Hot cars and fabulous wine are two things in our household that take up a lot of our energy and time. Case in point, in 2014 the day following my final WSET Diploma wine exam, we flew to France to be at the 24 hours of Le Mans.
How fitting then that this wine, named for a Le Mans circuit corner, should find its way into my life. Synchromesh is a small family-owned winery in Okanagan Falls, BC run since 2010 by Alan and Amy Dickinson with Alan’s parents, Kirsty and John. Together, they make wines from fruit grown in a sustainable way from six vineyards located between Naramata and Oliver in BC’s Okanagan Valley.
The Tertre Rouge is a blend of mostly plush Merlot with elevating Cabernet Franc from the Britton Family vineyard on the Naramata Bench. Fermented with indigenous yeasts, unfined, and filtered, the Tertre Rouge was aged in 30% oak barrels for 20 months before finding its way into bottles.

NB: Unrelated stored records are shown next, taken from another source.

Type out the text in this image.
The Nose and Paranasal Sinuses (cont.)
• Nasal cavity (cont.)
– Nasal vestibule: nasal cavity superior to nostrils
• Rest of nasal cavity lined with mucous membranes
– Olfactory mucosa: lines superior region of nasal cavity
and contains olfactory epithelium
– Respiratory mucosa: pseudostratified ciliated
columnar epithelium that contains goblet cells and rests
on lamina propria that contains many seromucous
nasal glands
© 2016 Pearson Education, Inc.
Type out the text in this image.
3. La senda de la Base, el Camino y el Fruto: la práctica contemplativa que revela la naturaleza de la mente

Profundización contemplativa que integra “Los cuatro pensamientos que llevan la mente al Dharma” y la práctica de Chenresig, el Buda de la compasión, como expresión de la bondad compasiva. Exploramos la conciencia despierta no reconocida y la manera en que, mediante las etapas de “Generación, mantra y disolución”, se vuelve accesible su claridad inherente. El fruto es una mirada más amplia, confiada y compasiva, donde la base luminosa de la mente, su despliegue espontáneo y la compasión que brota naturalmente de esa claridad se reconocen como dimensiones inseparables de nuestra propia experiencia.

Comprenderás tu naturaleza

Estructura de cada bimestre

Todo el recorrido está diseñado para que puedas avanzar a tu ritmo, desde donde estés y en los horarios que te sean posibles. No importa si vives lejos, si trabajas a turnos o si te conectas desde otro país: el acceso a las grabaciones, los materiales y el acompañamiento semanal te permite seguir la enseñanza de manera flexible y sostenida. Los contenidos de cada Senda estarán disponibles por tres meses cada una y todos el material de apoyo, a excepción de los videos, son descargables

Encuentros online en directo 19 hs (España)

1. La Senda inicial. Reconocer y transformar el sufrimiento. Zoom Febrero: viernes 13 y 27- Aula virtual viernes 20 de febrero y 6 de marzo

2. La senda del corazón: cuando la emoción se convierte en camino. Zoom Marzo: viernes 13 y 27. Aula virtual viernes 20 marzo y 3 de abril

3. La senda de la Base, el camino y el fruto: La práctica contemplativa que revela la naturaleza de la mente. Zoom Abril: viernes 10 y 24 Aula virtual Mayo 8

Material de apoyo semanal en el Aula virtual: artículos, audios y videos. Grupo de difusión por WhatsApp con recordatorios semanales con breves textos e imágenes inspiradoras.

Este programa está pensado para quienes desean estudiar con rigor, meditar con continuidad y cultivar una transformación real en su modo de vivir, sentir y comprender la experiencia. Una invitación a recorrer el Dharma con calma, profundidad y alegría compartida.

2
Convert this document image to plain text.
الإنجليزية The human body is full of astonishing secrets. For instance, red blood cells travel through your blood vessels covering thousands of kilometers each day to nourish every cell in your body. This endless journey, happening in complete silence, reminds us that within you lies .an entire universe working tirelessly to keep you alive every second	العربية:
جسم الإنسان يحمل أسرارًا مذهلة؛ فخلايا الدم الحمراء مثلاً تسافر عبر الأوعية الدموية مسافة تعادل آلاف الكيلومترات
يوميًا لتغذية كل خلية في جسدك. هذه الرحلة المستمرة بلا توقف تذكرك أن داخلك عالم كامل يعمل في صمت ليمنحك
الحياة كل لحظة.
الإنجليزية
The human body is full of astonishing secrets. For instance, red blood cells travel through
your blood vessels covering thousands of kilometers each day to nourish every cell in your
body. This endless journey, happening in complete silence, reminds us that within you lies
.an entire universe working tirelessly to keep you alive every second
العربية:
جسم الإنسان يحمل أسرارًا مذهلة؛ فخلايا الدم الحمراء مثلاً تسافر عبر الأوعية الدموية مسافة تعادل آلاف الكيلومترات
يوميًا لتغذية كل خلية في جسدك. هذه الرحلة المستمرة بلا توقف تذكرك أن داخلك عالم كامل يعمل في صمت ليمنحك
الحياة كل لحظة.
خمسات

This wine is an opaque garnet with aromas of purple flower, mulberry, raspberry, blue plum, baking spice and twig. The dry palate shows mouth filling violets, cassis, crunchy red berry, and cocoa dust, all on a lightly oaked base with a lengthy finish.
Delicious, balanced and seamless, the Tertre Rouge is named after a tight right hand corner which follows the famous Mulsanne Straight on the Le Mans 24 hour circuit – one which it’s said a driver must come out of perfectly cleanly to keep the car on the road, and continue on in the race.
It’s a great analogy for this wine – finessed, beautifully put together, clean, and it arrives safely just as it’s meant to. Sustainably farmed grapes, a careful wine making process, and hands-on attention has ensured it.